Some 23,160 buildings have been damaged in the past three weeks, including 560 houses that were specifically targeted, according to the Health Ministry.
Most of the time there is no electricity, so at night you can only listen to what's happening around you in the dark.
Parents watch as their children die, children watch as their parents die - it's like a horror film.
The hardest part is how to convey the emotion and explain the events you are witnessing to people who live thousands of miles away and have likely never been to Gaza.
How do you do the story justice, remaining calm and fair?
Journalists are obsessed with the idea of balance, but what throws us off is that this is not an equal battle.
Israel says it is defending its civilians from rockets indiscriminately fired at them and underground tunnels used to infiltrate and kill soldiers.
Hamas says it is defending their civilians from an Israeli imposed siege that has strangled Gaza and affects every part of daily life.
The sad reality is that this war will likely end with Israel keeping Gaza under a blockade, which means Hamas will continue to resist - if not with rockets then tunnels, if not with tunnels then something else.
And if it's not Hamas it will be another group.

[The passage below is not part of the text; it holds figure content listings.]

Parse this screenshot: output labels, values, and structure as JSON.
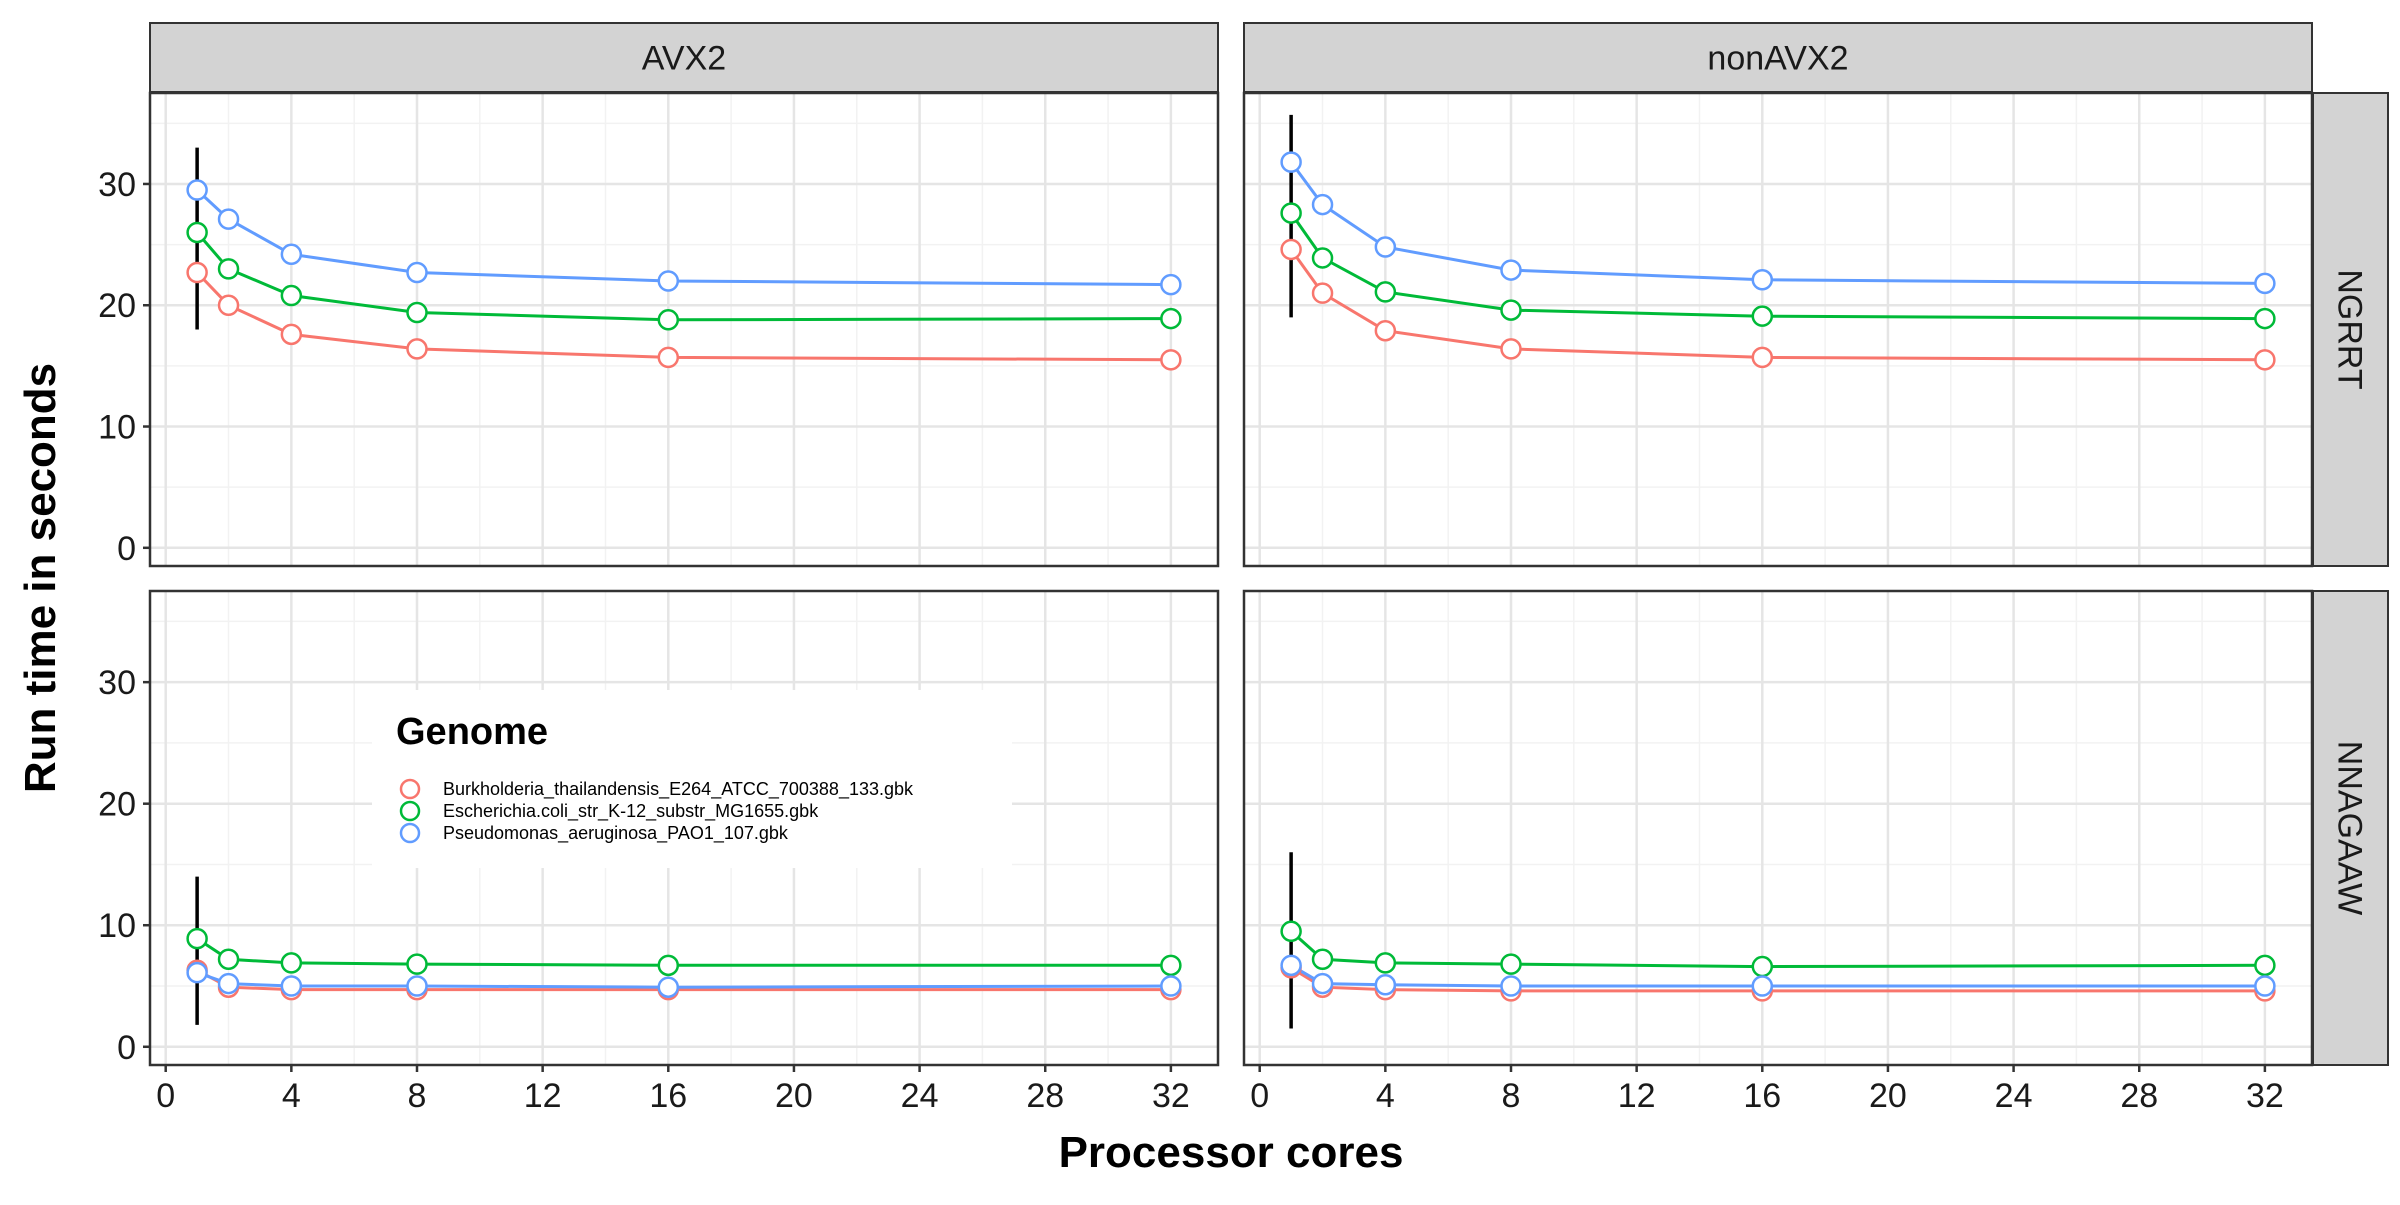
{
  "chart_data": {
    "type": "line",
    "xlabel": "Processor cores",
    "ylabel": "Run time in seconds",
    "x": [
      1,
      2,
      4,
      8,
      16,
      32
    ],
    "xlim": [
      -0.5,
      33.5
    ],
    "ylim": [
      -1.5,
      37.5
    ],
    "x_ticks": [
      0,
      4,
      8,
      12,
      16,
      20,
      24,
      28,
      32
    ],
    "y_ticks": [
      0,
      10,
      20,
      30
    ],
    "grid": true,
    "legend": {
      "title": "Genome",
      "placement": "inside bottom-left facet",
      "entries": [
        "Burkholderia_thailandensis_E264_ATCC_700388_133.gbk",
        "Escherichia.coli_str_K-12_substr_MG1655.gbk",
        "Pseudomonas_aeruginosa_PAO1_107.gbk"
      ]
    },
    "colors": {
      "Burkholderia": "#F8766D",
      "Escherichia": "#00BA38",
      "Pseudomonas": "#619CFF",
      "error_bar": "#000000"
    },
    "facet_columns": [
      "AVX2",
      "nonAVX2"
    ],
    "facet_rows": [
      "NGRRT",
      "NNAGAAW"
    ],
    "panels": [
      {
        "col": "AVX2",
        "row": "NGRRT",
        "series": [
          {
            "name": "Burkholderia_thailandensis_E264_ATCC_700388_133.gbk",
            "values": [
              22.7,
              20.0,
              17.6,
              16.4,
              15.7,
              15.5
            ]
          },
          {
            "name": "Escherichia.coli_str_K-12_substr_MG1655.gbk",
            "values": [
              26.0,
              23.0,
              20.8,
              19.4,
              18.8,
              18.9
            ]
          },
          {
            "name": "Pseudomonas_aeruginosa_PAO1_107.gbk",
            "values": [
              29.5,
              27.1,
              24.2,
              22.7,
              22.0,
              21.7
            ]
          }
        ],
        "error_bar": {
          "x": 1,
          "low": 18.0,
          "high": 33.0
        }
      },
      {
        "col": "nonAVX2",
        "row": "NGRRT",
        "series": [
          {
            "name": "Burkholderia_thailandensis_E264_ATCC_700388_133.gbk",
            "values": [
              24.6,
              21.0,
              17.9,
              16.4,
              15.7,
              15.5
            ]
          },
          {
            "name": "Escherichia.coli_str_K-12_substr_MG1655.gbk",
            "values": [
              27.6,
              23.9,
              21.1,
              19.6,
              19.1,
              18.9
            ]
          },
          {
            "name": "Pseudomonas_aeruginosa_PAO1_107.gbk",
            "values": [
              31.8,
              28.3,
              24.8,
              22.9,
              22.1,
              21.8
            ]
          }
        ],
        "error_bar": {
          "x": 1,
          "low": 19.0,
          "high": 35.7
        }
      },
      {
        "col": "AVX2",
        "row": "NNAGAAW",
        "series": [
          {
            "name": "Burkholderia_thailandensis_E264_ATCC_700388_133.gbk",
            "values": [
              6.3,
              4.9,
              4.7,
              4.7,
              4.7,
              4.7
            ]
          },
          {
            "name": "Escherichia.coli_str_K-12_substr_MG1655.gbk",
            "values": [
              8.9,
              7.2,
              6.9,
              6.8,
              6.7,
              6.7
            ]
          },
          {
            "name": "Pseudomonas_aeruginosa_PAO1_107.gbk",
            "values": [
              6.1,
              5.2,
              5.0,
              5.0,
              4.9,
              5.0
            ]
          }
        ],
        "error_bar": {
          "x": 1,
          "low": 1.8,
          "high": 14.0
        }
      },
      {
        "col": "nonAVX2",
        "row": "NNAGAAW",
        "series": [
          {
            "name": "Burkholderia_thailandensis_E264_ATCC_700388_133.gbk",
            "values": [
              6.5,
              4.9,
              4.7,
              4.6,
              4.6,
              4.6
            ]
          },
          {
            "name": "Escherichia.coli_str_K-12_substr_MG1655.gbk",
            "values": [
              9.5,
              7.2,
              6.9,
              6.8,
              6.6,
              6.7
            ]
          },
          {
            "name": "Pseudomonas_aeruginosa_PAO1_107.gbk",
            "values": [
              6.7,
              5.2,
              5.1,
              5.0,
              5.0,
              5.0
            ]
          }
        ],
        "error_bar": {
          "x": 1,
          "low": 1.5,
          "high": 16.0
        }
      }
    ]
  }
}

The violence will continue as long as there is a cause.
Covering this war has been just as devastating as in 2008/9, the last time Israel launched a ground assault and I was inside Gaza.
Back then, people felt they were paying the price for a battle between Hamas and Israel.
This time, after seven years of living under siege, many sound hopeless and support Hamas (they call it "the resistance") because they feel there is no other way to end the misery they are living in.
My parents tell me stories of going on holiday to Gaza when they were young.
It has a beautiful coastline and when the drones and jets are quiet you can hear the waves crashing on the beach.
But the last few years of the blockade have been especially tough and Gaza is now a ghetto of 1.8 million people with many living in refugee camps surrounded by bombed out buildings.
Yesterday, at a UN school turned shelter, a woman asked me where I was from.
"Egypt," I replied, expecting her to lecture me about the country's complicity in the siege and how much she hates Egyptian President Abdel Fattah al Sisi.
But instead she said in a strong, sad voice: "Take me back with you."
It's simple really: people in Gaza, like elsewhere in the world, just want a chance to live with dignity.